Texas made a major effort to refine data collected on maternal deaths, developing a four-part “improved method” for identifying maternal deaths that had been in place for years.

Savannah Larimore, manager of maternal mortality and morbidity epidemiology at the Texas Department of Health, said the pregnancy tick box may have helped identify some maternal deaths that may have been missed, but it is “prone to error.”

According to the new study, Texas has seen an overall stabilization in maternal mortality rates in recent years.

“From 2013 to 2019, we're looking at a shift from 17 deaths per 100,000 live births to 20.7 deaths per 100,000 live births,” Larimore said, citing the latest. Report. In the year We're seeing an increase in 2020 and 2021, and we've done further analysis to see if some of it could be due to Covid-19-related deaths.

In general, Mayne says, “It's easy to identify direct maternal deaths — like bleeding and hypertension deaths and coagulation deaths, those are clearly related to pregnancy.” But there is considerable variation in causes not directly related to pregnancy, including so-called indirect maternal deaths such as cancer, heart disease or overdose.

Over the past decade, several studies have shown that direct maternal mortality around childbirth has decreased, Maine said. For example, a The study was published last year In the year Between 2008 and 2021, more than 50 percent of pregnant women dying in the hospital from birth-related causes appear to have fallen significantly across the United States.

“We and many others have done a lot of work to address perinatal hemorrhage and hypertension, and I think that has directly helped reduce maternal mortality,” Mayne said of his own work at the California Maternal Quality Care Collaborative.

“Where we haven't put as much effort – and where there are more challenges – is in the postpartum period,” he said. “CDC data indicates that the greatest increase in maternal mortality occurs in the year after birth, but the postpartum period is also when data is skewed and interventions are most difficult.”
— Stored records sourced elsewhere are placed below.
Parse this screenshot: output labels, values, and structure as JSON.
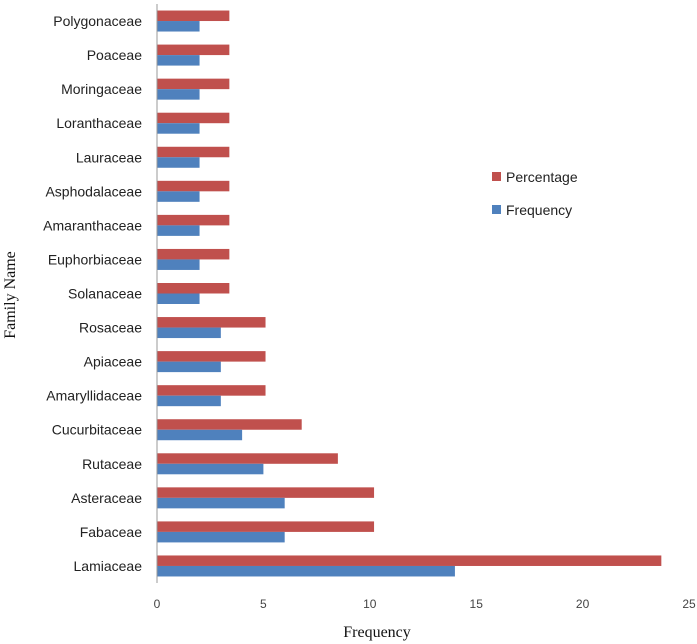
{
  "chart_data": {
    "type": "bar",
    "orientation": "horizontal",
    "title": "",
    "xlabel": "Frequency",
    "ylabel": "Family Name",
    "xlim": [
      0,
      25
    ],
    "xticks": [
      0,
      5,
      10,
      15,
      20,
      25
    ],
    "grid": false,
    "legend_position": "right",
    "categories": [
      "Lamiaceae",
      "Fabaceae",
      "Asteraceae",
      "Rutaceae",
      "Cucurbitaceae",
      "Amaryllidaceae",
      "Apiaceae",
      "Rosaceae",
      "Solanaceae",
      "Euphorbiaceae",
      "Amaranthaceae",
      "Asphodalaceae",
      "Lauraceae",
      "Loranthaceae",
      "Moringaceae",
      "Poaceae",
      "Polygonaceae"
    ],
    "series": [
      {
        "name": "Percentage",
        "color": "#C0504D",
        "values": [
          23.7,
          10.2,
          10.2,
          8.5,
          6.8,
          5.1,
          5.1,
          5.1,
          3.4,
          3.4,
          3.4,
          3.4,
          3.4,
          3.4,
          3.4,
          3.4,
          3.4
        ]
      },
      {
        "name": "Frequency",
        "color": "#4F81BD",
        "values": [
          14,
          6,
          6,
          5,
          4,
          3,
          3,
          3,
          2,
          2,
          2,
          2,
          2,
          2,
          2,
          2,
          2
        ]
      }
    ],
    "legend": [
      "Percentage",
      "Frequency"
    ]
  }
}
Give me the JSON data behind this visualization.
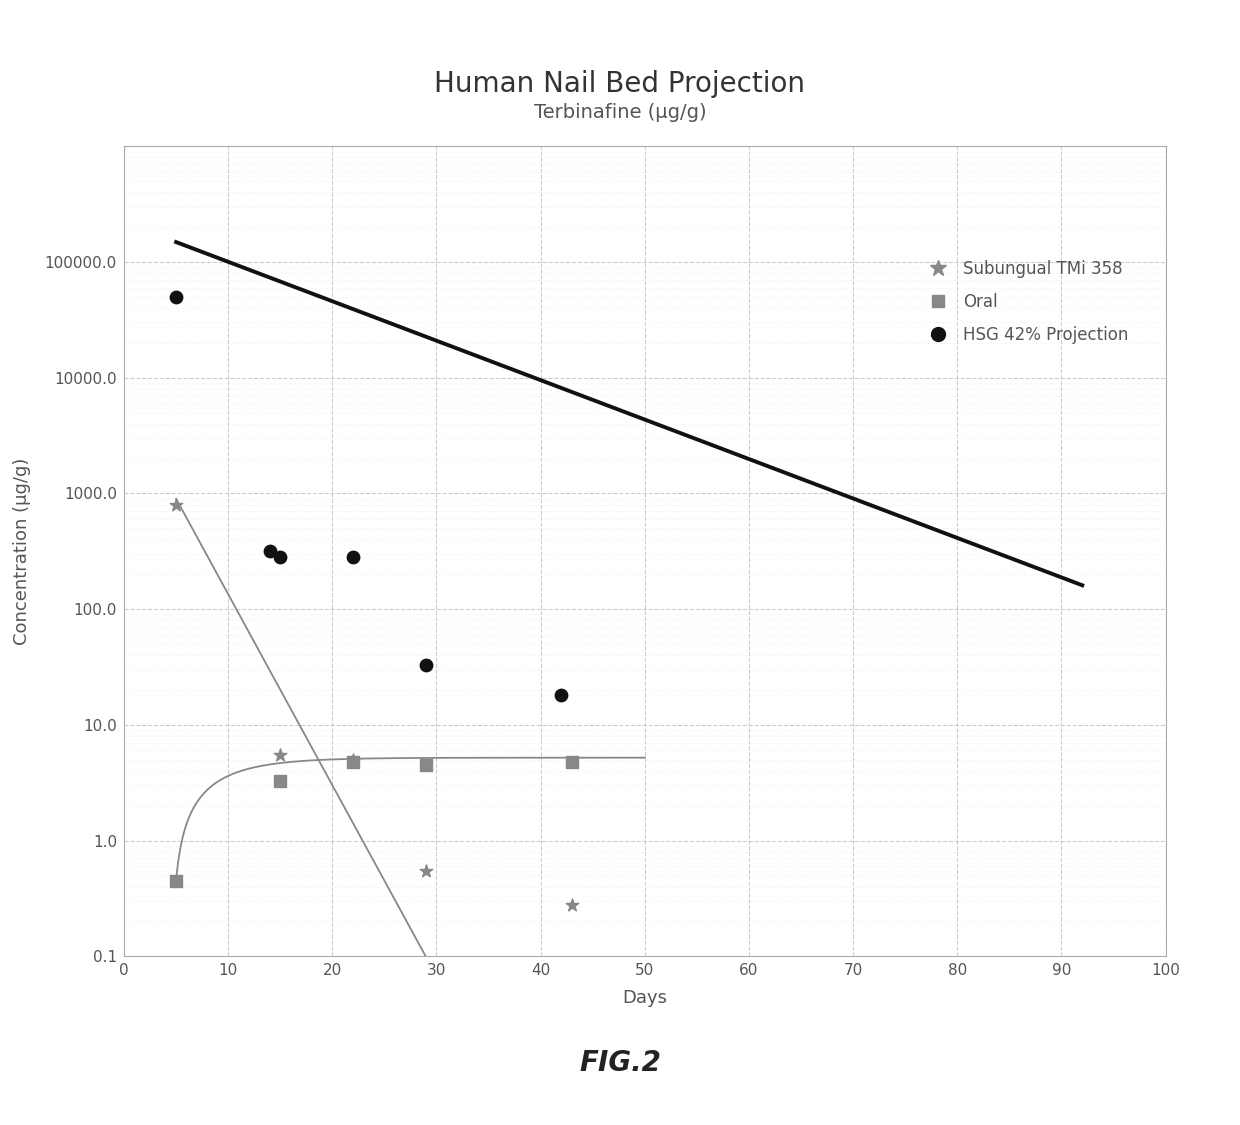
{
  "title": "Human Nail Bed Projection",
  "subtitle": "Terbinafine (µg/g)",
  "xlabel": "Days",
  "ylabel": "Concentration (µg/g)",
  "xlim": [
    0,
    100
  ],
  "ylim_log": [
    0.1,
    1000000.0
  ],
  "yticks": [
    0.1,
    1.0,
    10.0,
    100.0,
    1000.0,
    10000.0,
    100000.0
  ],
  "ytick_labels": [
    "0.1",
    "1.0",
    "10.0",
    "100.0",
    "1000.0",
    "10000.0",
    "100000.0"
  ],
  "xticks": [
    0,
    10,
    20,
    30,
    40,
    50,
    60,
    70,
    80,
    90,
    100
  ],
  "subungual_points_x": [
    5,
    15,
    22,
    29,
    43
  ],
  "subungual_points_y": [
    800,
    5.5,
    5.0,
    0.55,
    0.28
  ],
  "oral_points_x": [
    5,
    15,
    22,
    29,
    43
  ],
  "oral_points_y": [
    0.45,
    3.3,
    4.8,
    4.5,
    4.8
  ],
  "hsg_points_x": [
    5,
    14,
    15,
    22,
    29,
    42
  ],
  "hsg_points_y": [
    50000,
    320,
    280,
    280,
    33,
    18
  ],
  "hsg_curve_x_start": 5,
  "hsg_curve_x_end": 92,
  "hsg_curve_A": 220000,
  "hsg_curve_k": 0.0785,
  "legend_entries": [
    "Subungual TMi 358",
    "Oral",
    "HSG 42% Projection"
  ],
  "background_color": "#ffffff",
  "grid_major_color": "#cccccc",
  "grid_minor_color": "#e8e8e8",
  "subungual_color": "#888888",
  "oral_color": "#888888",
  "hsg_color": "#111111",
  "fig_caption": "FIG.2",
  "title_fontsize": 20,
  "subtitle_fontsize": 14,
  "tick_fontsize": 11,
  "label_fontsize": 13
}
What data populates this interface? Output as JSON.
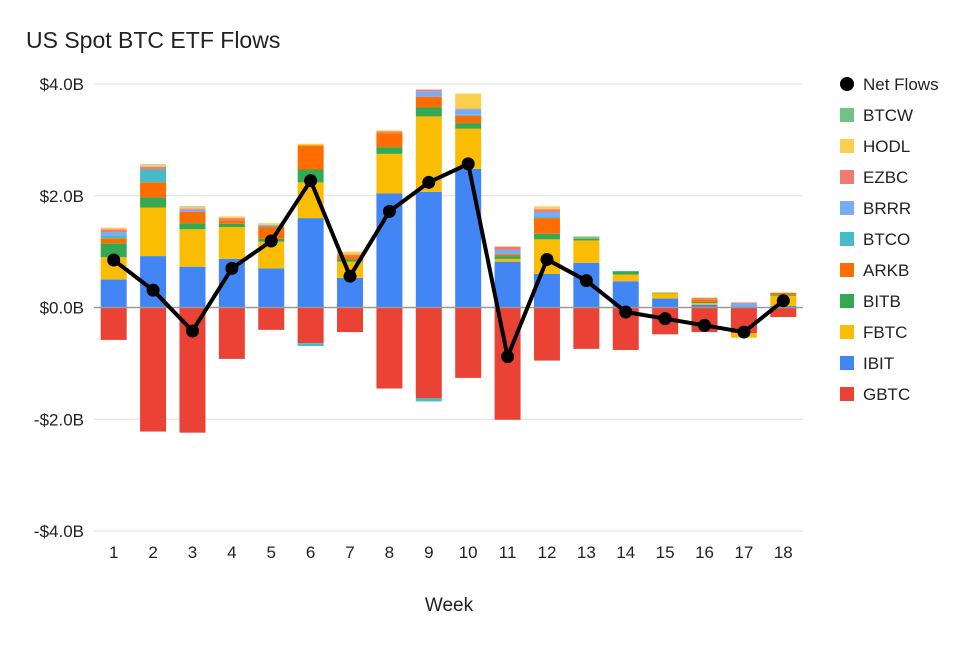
{
  "chart_data": {
    "type": "bar",
    "stacked": true,
    "title": "US Spot BTC ETF Flows",
    "xlabel": "Week",
    "ylabel": "",
    "ylim": [
      -4.0,
      4.0
    ],
    "yticks": [
      {
        "value": 4.0,
        "label": "$4.0B"
      },
      {
        "value": 2.0,
        "label": "$2.0B"
      },
      {
        "value": 0.0,
        "label": "$0.0B"
      },
      {
        "value": -2.0,
        "label": "-$2.0B"
      },
      {
        "value": -4.0,
        "label": "-$4.0B"
      }
    ],
    "categories": [
      "1",
      "2",
      "3",
      "4",
      "5",
      "6",
      "7",
      "8",
      "9",
      "10",
      "11",
      "12",
      "13",
      "14",
      "15",
      "16",
      "17",
      "18"
    ],
    "legend_position": "right",
    "series": [
      {
        "name": "GBTC",
        "color": "#ea4335",
        "values": [
          -0.58,
          -2.22,
          -2.24,
          -0.92,
          -0.4,
          -0.64,
          -0.44,
          -1.45,
          -1.62,
          -1.26,
          -2.01,
          -0.95,
          -0.74,
          -0.76,
          -0.48,
          -0.44,
          -0.46,
          -0.17
        ]
      },
      {
        "name": "IBIT",
        "color": "#4285f4",
        "values": [
          0.5,
          0.92,
          0.73,
          0.87,
          0.7,
          1.6,
          0.53,
          2.04,
          2.07,
          2.48,
          0.82,
          0.6,
          0.8,
          0.47,
          0.16,
          0.05,
          0.0,
          0.03
        ]
      },
      {
        "name": "FBTC",
        "color": "#fbbc04",
        "values": [
          0.4,
          0.87,
          0.67,
          0.57,
          0.48,
          0.64,
          0.29,
          0.71,
          1.35,
          0.72,
          0.05,
          0.62,
          0.4,
          0.12,
          0.09,
          0.03,
          -0.08,
          0.18
        ]
      },
      {
        "name": "BITB",
        "color": "#34a853",
        "values": [
          0.25,
          0.18,
          0.11,
          0.06,
          0.05,
          0.23,
          0.04,
          0.12,
          0.16,
          0.1,
          0.05,
          0.1,
          0.03,
          0.06,
          0.0,
          0.02,
          0.0,
          0.02
        ]
      },
      {
        "name": "ARKB",
        "color": "#ff6d01",
        "values": [
          0.09,
          0.27,
          0.2,
          0.06,
          0.21,
          0.43,
          0.06,
          0.25,
          0.19,
          0.13,
          0.03,
          0.28,
          0.0,
          0.0,
          0.0,
          0.04,
          0.0,
          0.03
        ]
      },
      {
        "name": "BTCO",
        "color": "#46bdc6",
        "values": [
          0.05,
          0.23,
          0.0,
          0.0,
          0.02,
          -0.05,
          0.0,
          0.0,
          -0.06,
          0.02,
          0.02,
          0.02,
          0.03,
          0.0,
          0.01,
          0.0,
          0.0,
          0.0
        ]
      },
      {
        "name": "BRRR",
        "color": "#7baaf7",
        "values": [
          0.06,
          0.0,
          0.04,
          0.0,
          0.01,
          0.0,
          0.0,
          0.0,
          0.1,
          0.1,
          0.06,
          0.09,
          0.0,
          0.0,
          0.0,
          0.0,
          0.07,
          0.0
        ]
      },
      {
        "name": "EZBC",
        "color": "#f07b72",
        "values": [
          0.05,
          0.05,
          0.02,
          0.04,
          0.01,
          0.0,
          0.03,
          0.03,
          0.03,
          0.01,
          0.06,
          0.05,
          0.0,
          0.0,
          0.0,
          0.03,
          0.02,
          0.0
        ]
      },
      {
        "name": "HODL",
        "color": "#fcd04f",
        "values": [
          0.03,
          0.03,
          0.03,
          0.03,
          0.03,
          0.03,
          0.05,
          0.02,
          0.0,
          0.27,
          0.0,
          0.05,
          0.02,
          0.0,
          0.02,
          0.01,
          0.0,
          0.01
        ]
      },
      {
        "name": "BTCW",
        "color": "#71c287",
        "values": [
          0.0,
          0.01,
          0.01,
          0.0,
          0.0,
          0.0,
          0.0,
          0.0,
          0.0,
          0.0,
          0.0,
          0.0,
          0.0,
          0.0,
          0.0,
          0.0,
          0.0,
          0.0
        ]
      }
    ],
    "net_flows": {
      "name": "Net Flows",
      "color": "#000000",
      "values": [
        0.85,
        0.31,
        -0.42,
        0.7,
        1.19,
        2.27,
        0.56,
        1.72,
        2.24,
        2.57,
        -0.88,
        0.86,
        0.48,
        -0.08,
        -0.2,
        -0.32,
        -0.44,
        0.12
      ]
    },
    "legend_order": [
      "Net Flows",
      "BTCW",
      "HODL",
      "EZBC",
      "BRRR",
      "BTCO",
      "ARKB",
      "BITB",
      "FBTC",
      "IBIT",
      "GBTC"
    ]
  }
}
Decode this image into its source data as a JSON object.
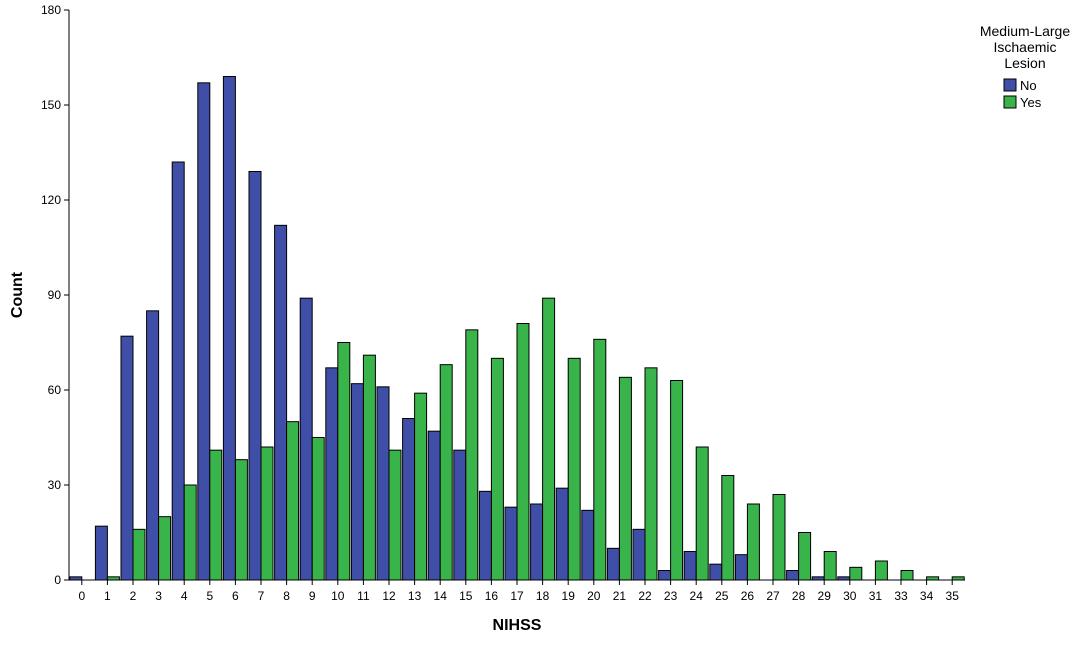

'Many health inequities' remain

Although the new study suggests that the country's overall maternal mortality rate is not increasing as much as previous data indicated, the United States still appears to have one of the highest maternal mortality rates in the world's high-income countries. Terrible,” said the chief

Also, the study highlighted findings consistent with federal data showing significant disparities in maternal mortality rates, particularly among black women in the US.

“Many of the deaths found in the check boxes are correct,” said Dr. Emre Celi, chief scientific advisor for the March of Dimes, a maternal and infant health nonprofit that was not involved in the new study.

“We agreed that we should invest in researchers who can better monitor maternal mortality,” he said. But the indisputable conclusion of this publication is that we are doing no better today in terms of maternal mortality than we were 20 years ago, and that there is a great deal of health inequity in this matter.

Much work remains to be done to reduce the maternal mortality rate in the United States and to better track maternal deaths, Seeley said.

Monitoring is essential to consistently measure how interventions and policies are being implemented. We know from our own reports – Dimes March report titled 'Where they live matters“On maternity care deserts and the crisis of access and equity – we know that more than 5 million women live in counties with limited access to maternity care,” Seely said.

“We know where maternity care should not be in the United States,” he said. “And we know that black women are significantly more likely to die during pregnancy than white women, even in the current paper, even when you remove the use of the check box. So we think there's a lot to do to make maternity care accessible across the country,” he said.